My post about Dodgeball wouldn't be complete without mentioning that my shoes suck! Of course, I didn't know this before I started the game, which lends itself to a rather embarrassing story which I shall, of course, share with the universe on this blog. I was making an attack at the center line -- you know, charging the line to get momentum to heave the ball at an opponent with the intent of stopping at or near the border line -- when, of course, I found that I couldn't just "stop" on the border line as I had planned. Oh, no, not me, with my several-years-old cross trainers which for some reason don't have skid protection. After what felt like minutes of flapping my arms like the "cuckoo-for-Cocoa-Puffs" bird and looking, I'm sure, like Wile E. Coyote teetering near the edge of the cliff, I finally fell with full-force momentum, both out of bounds and out of breath (from all the flailing, you see). I skidded for about eight inches before I came to a complete stop. I skinned my right arm just above my elbow, and my left shin. (Yeah, I'm not quite sure how I accomplished that particular combination of skinning either.)

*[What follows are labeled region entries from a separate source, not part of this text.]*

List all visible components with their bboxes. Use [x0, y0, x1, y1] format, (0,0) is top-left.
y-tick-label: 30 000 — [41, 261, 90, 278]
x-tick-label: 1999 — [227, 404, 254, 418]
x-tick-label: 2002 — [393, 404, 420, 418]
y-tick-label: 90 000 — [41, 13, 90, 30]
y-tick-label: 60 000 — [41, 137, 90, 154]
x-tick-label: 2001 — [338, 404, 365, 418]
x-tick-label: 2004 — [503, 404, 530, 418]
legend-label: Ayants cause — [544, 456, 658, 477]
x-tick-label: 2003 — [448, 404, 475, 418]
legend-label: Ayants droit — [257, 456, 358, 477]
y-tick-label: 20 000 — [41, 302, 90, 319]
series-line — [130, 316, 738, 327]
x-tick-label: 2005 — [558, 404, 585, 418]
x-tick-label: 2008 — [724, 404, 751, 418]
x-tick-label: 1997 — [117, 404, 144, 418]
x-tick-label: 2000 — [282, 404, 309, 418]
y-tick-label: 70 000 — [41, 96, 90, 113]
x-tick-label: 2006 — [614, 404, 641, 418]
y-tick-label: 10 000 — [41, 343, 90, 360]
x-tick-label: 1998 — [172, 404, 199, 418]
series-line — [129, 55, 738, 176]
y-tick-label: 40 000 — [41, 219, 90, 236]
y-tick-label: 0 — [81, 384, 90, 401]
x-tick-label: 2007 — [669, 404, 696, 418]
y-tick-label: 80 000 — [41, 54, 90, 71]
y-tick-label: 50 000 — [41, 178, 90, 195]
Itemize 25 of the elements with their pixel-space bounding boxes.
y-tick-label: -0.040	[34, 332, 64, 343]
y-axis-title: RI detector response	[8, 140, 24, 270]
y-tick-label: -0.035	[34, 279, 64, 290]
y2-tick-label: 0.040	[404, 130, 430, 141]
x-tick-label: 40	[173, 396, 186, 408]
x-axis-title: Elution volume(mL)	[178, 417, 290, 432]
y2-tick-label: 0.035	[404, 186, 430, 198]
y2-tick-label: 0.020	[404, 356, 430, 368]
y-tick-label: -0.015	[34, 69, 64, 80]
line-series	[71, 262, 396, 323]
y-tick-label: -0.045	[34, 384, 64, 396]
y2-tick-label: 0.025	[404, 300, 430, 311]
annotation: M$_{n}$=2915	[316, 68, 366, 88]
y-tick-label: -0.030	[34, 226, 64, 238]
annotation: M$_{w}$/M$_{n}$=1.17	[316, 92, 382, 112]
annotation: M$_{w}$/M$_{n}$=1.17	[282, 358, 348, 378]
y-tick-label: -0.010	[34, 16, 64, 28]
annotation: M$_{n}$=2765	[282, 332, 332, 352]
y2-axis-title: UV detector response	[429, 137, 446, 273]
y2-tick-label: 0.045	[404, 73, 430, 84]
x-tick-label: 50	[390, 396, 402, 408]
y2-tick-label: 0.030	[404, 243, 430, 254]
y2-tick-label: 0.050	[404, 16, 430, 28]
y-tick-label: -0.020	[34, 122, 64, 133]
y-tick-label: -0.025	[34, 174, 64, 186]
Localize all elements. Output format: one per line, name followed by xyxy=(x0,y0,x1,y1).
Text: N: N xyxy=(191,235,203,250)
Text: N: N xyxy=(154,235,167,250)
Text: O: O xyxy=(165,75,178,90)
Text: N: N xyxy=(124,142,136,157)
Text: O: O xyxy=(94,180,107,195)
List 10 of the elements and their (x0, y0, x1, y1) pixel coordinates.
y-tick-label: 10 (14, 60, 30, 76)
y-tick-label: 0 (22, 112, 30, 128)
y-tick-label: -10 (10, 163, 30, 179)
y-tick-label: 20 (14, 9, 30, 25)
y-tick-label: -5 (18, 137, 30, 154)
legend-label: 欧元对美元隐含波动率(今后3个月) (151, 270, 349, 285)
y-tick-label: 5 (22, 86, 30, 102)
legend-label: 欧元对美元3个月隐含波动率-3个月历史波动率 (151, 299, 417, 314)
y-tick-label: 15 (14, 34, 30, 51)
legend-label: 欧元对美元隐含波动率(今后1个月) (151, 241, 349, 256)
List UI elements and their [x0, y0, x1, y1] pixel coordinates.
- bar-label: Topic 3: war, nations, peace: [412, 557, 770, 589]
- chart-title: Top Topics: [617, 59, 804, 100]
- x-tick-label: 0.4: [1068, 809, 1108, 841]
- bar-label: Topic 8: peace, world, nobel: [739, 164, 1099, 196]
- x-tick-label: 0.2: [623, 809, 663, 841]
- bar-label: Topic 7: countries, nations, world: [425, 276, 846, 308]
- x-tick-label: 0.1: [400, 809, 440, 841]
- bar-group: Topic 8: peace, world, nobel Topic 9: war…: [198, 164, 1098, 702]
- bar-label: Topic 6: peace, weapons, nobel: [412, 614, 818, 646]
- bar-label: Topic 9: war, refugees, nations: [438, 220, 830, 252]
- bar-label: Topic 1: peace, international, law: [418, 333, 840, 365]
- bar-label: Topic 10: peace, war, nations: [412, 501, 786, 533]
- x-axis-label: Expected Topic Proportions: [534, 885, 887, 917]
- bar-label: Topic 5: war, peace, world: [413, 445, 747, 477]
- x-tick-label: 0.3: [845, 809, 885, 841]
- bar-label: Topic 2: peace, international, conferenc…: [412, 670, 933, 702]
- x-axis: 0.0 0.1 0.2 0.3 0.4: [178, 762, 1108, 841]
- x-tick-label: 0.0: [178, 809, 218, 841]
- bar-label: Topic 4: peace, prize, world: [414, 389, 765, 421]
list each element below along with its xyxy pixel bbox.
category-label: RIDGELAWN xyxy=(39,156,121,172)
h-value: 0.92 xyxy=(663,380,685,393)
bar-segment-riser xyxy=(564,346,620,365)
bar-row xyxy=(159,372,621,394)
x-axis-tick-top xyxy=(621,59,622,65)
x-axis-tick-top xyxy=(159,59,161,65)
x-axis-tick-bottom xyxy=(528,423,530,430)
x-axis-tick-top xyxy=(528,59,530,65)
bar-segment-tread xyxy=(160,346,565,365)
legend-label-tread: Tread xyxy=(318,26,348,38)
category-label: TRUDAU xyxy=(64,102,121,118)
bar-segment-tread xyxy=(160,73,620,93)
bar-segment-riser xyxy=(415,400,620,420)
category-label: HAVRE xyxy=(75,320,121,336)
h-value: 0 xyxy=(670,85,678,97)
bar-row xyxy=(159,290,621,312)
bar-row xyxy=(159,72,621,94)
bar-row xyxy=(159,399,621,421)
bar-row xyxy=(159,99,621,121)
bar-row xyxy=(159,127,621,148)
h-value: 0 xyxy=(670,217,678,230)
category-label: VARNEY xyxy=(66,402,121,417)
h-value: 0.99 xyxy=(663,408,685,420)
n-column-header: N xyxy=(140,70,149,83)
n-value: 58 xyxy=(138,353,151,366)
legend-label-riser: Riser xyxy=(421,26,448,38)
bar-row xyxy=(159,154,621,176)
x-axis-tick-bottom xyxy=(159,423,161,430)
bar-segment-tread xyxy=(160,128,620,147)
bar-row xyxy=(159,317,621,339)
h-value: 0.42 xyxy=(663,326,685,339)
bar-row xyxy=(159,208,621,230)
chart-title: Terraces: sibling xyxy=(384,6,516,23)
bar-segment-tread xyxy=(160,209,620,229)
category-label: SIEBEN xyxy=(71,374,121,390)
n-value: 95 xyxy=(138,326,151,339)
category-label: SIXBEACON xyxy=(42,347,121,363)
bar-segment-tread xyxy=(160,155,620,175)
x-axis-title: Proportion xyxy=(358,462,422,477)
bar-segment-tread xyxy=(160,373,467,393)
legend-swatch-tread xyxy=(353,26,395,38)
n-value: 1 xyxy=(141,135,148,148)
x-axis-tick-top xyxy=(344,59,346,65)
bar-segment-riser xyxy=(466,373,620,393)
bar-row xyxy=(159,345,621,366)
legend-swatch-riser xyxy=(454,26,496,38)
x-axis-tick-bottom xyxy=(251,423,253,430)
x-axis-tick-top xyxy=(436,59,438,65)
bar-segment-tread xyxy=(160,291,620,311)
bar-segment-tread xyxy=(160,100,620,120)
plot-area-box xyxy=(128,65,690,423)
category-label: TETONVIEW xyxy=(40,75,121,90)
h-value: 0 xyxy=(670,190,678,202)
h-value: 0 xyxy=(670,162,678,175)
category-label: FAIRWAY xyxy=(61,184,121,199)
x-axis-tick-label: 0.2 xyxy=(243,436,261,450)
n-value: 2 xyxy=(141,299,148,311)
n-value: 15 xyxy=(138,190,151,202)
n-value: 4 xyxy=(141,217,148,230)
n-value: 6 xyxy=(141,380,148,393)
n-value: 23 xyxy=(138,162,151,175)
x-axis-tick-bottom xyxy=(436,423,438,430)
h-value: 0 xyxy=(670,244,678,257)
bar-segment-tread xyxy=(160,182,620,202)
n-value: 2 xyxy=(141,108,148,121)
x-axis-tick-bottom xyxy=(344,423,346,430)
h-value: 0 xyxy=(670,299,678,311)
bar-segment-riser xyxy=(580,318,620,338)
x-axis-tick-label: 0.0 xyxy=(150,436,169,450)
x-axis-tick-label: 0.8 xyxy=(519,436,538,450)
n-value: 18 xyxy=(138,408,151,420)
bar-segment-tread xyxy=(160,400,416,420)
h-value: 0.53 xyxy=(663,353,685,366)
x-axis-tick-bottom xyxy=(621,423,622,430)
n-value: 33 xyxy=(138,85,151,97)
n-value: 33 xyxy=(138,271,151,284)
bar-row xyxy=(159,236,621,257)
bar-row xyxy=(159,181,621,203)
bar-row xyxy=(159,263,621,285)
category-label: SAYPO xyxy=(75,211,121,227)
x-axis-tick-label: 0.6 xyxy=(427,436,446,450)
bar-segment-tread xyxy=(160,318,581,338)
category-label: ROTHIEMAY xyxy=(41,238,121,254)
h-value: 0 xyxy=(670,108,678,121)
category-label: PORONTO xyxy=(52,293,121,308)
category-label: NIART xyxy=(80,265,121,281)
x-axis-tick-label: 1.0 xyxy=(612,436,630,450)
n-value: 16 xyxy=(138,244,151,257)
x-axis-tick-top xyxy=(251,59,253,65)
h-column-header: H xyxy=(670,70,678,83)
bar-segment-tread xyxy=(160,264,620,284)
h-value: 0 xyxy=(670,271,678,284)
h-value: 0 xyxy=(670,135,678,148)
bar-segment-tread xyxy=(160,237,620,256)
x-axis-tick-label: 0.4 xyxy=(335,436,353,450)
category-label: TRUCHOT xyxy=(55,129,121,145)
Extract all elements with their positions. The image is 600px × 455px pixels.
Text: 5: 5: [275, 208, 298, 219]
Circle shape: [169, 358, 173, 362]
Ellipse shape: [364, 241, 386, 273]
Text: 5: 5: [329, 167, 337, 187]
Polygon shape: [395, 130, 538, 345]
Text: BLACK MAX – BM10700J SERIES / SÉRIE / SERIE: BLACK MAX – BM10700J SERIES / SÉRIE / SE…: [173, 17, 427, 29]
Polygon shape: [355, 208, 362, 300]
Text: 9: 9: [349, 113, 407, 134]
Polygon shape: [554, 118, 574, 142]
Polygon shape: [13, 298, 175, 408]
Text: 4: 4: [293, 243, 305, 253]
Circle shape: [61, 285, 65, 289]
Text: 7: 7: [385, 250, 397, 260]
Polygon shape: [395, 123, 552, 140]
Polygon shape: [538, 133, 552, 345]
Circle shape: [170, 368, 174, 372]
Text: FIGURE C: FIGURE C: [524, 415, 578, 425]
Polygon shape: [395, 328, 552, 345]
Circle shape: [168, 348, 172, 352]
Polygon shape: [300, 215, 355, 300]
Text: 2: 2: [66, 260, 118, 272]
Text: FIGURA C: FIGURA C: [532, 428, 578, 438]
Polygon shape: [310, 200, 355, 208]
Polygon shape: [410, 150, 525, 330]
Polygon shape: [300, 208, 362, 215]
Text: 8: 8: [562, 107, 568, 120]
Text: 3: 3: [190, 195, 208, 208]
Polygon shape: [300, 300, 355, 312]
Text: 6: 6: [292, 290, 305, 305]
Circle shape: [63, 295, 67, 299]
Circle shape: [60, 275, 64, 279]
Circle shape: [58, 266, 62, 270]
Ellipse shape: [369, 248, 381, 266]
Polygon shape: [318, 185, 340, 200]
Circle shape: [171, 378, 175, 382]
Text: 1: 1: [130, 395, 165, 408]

Part of me is terribly embarrassed by this. Another part of me is strangely excited to have a "battle scar." Maybe I'm trying to develop "jock creds" for myself. (Heck, I've even expressed an interest in playing flag football with my alumni league.) If "jock creds" is what I'm after, I'm pretty certain it's not going to work. (See the last sentence of the first paragraph of this post.)

3 comments:

duane said...

even reading the word "dodgeball" brings back horrible memories of high school gym class, where, like many a little fag, was the target of everyone's balls. And not in the good way.

katie said...

Ohh, dodgeball sounds like fun. I was never very good at it though. The whole idea of dodging was a tough one for me to grasp.

Steve said...

I'm not sure if 'jock cred' would suit me, but if it works on you... Congrats on the battle scar!